John mounted his horse and watched the wagon train readied to move. He ignored the pull of the trail, the trip that was to fund the last piece he needed for his land. A woman’s life, Frankie’s safety, was worth more than a piece of land. An idea he’d never thought would cross his mind before now. Before he was shot by the tiny French woman whose lips were still imprinted on his mouth.
“Where are you going?” Veronica’s voice ripped through his thoughts. She ran toward him, her skirts hitched up to give her the freedom to lope across the ground. Her expression was determined. And angry.
“I have to locate a missing horse and a missing member of the wagon train. That’s my job, Miss Harvey.” He turned his horse east, pointedly ignoring his “fiancée” when she huffed at him. “Go back to your wagons and leave. I don’t have time for this.” He saddled his horse, wishing Veronica had disappeared instead of Frankie.
“You can’t leave, John. I need you. I need to get away from my father.” Veronica sounded almost desperate. “I heard what happened to Miss Chastain. You can’t leave me, not for that woman. She doesn’t deserve you.”
John finally looked at her, anger coursing through him at the way she spoke of Frankie. A woman who was worth a hundred times more than the woman who disparaged her. She must have seen something in his face because she backed up a step.
“Go away, Veronica,” he growled. “I don’t have time to waste on you.”

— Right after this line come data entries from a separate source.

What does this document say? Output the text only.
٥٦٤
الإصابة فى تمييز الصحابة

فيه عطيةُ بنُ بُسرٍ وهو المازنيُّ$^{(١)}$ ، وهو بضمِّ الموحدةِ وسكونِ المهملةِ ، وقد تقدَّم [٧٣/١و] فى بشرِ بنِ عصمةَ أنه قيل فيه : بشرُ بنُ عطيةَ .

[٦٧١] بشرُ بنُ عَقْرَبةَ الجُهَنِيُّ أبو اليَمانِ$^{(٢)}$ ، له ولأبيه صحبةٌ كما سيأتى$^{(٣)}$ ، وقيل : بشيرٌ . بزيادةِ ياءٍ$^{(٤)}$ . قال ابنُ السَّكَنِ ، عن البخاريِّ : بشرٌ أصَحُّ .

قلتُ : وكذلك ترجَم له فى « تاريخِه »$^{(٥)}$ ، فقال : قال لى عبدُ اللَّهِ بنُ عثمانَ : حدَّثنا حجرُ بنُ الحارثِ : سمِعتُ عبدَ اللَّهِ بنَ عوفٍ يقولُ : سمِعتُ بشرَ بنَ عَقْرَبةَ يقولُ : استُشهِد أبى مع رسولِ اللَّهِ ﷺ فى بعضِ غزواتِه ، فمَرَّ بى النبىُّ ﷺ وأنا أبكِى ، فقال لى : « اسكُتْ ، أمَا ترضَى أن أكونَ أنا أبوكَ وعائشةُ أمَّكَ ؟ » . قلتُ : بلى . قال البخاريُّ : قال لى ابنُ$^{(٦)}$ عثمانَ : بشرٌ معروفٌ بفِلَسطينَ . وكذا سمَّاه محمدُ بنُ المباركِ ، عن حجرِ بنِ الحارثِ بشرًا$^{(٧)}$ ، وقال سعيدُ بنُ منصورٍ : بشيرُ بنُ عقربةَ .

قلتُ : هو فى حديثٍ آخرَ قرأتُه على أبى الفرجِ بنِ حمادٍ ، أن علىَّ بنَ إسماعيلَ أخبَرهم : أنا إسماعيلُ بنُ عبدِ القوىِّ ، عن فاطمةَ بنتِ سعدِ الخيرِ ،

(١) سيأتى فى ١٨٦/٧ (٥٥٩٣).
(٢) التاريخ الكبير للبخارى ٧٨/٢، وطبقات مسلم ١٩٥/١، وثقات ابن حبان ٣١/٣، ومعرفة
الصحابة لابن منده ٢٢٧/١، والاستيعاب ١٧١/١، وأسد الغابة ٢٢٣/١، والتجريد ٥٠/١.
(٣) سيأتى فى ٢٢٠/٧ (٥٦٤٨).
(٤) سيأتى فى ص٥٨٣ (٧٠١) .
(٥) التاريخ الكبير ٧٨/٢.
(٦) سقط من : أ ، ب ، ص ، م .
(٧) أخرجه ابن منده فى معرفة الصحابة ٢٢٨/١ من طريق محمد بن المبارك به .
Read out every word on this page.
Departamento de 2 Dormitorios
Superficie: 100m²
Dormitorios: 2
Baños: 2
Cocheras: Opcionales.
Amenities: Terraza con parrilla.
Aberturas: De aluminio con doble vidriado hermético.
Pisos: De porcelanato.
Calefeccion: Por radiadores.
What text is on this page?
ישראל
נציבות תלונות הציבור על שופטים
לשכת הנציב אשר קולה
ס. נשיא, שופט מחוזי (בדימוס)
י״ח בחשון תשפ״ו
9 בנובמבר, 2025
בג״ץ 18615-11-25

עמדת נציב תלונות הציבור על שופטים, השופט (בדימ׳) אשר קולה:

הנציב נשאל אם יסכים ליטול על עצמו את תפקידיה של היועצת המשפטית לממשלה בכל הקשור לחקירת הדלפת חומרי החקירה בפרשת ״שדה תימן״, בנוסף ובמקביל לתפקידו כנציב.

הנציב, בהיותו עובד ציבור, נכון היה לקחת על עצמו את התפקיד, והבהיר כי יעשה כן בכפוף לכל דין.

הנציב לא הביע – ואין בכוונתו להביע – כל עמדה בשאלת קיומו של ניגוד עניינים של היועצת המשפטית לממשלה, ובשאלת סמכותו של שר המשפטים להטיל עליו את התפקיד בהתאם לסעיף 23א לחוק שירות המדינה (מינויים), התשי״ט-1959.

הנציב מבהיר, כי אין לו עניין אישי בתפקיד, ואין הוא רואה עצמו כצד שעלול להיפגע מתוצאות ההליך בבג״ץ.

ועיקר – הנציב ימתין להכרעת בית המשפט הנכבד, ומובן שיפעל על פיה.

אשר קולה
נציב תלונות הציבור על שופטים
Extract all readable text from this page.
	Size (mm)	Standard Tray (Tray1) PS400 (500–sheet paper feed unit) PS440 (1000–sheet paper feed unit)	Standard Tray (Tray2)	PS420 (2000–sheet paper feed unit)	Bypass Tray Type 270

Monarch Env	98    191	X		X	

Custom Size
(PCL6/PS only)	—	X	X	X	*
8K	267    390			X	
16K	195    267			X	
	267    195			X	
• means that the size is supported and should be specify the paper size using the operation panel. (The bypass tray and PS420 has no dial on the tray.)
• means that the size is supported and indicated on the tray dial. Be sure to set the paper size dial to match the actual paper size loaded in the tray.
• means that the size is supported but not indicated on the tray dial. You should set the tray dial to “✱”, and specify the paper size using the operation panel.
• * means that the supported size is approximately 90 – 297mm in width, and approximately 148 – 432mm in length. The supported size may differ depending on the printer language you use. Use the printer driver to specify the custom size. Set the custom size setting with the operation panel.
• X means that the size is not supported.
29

“Waste time with me?” Veronica’s face fell, then she pulled her features into a cold mask. “You’re ten times a fool putting your life on the line for
her
.”
John growled at her and Veronica squealed like a baby pig and ran. Why were the females on this wagon train hell-bent on making his life miserable? He hadn’t ever met a grown woman who sparked his interest or who had been interested in him. Now he had one female he couldn’t get away from and one who haunted his dreams.
He nursed his anger. It kept him from thinking about Frankie and what she was going through. If he thought too much about Callahan, the flattened grass and the tiny, curvy body beneath the big Irishman, John would do something really stupid, like kill the man.
No, he needed to keep his head and focus on tracking them. They had an hour’s head start. He would ride until he found them. There wasn’t any other choice.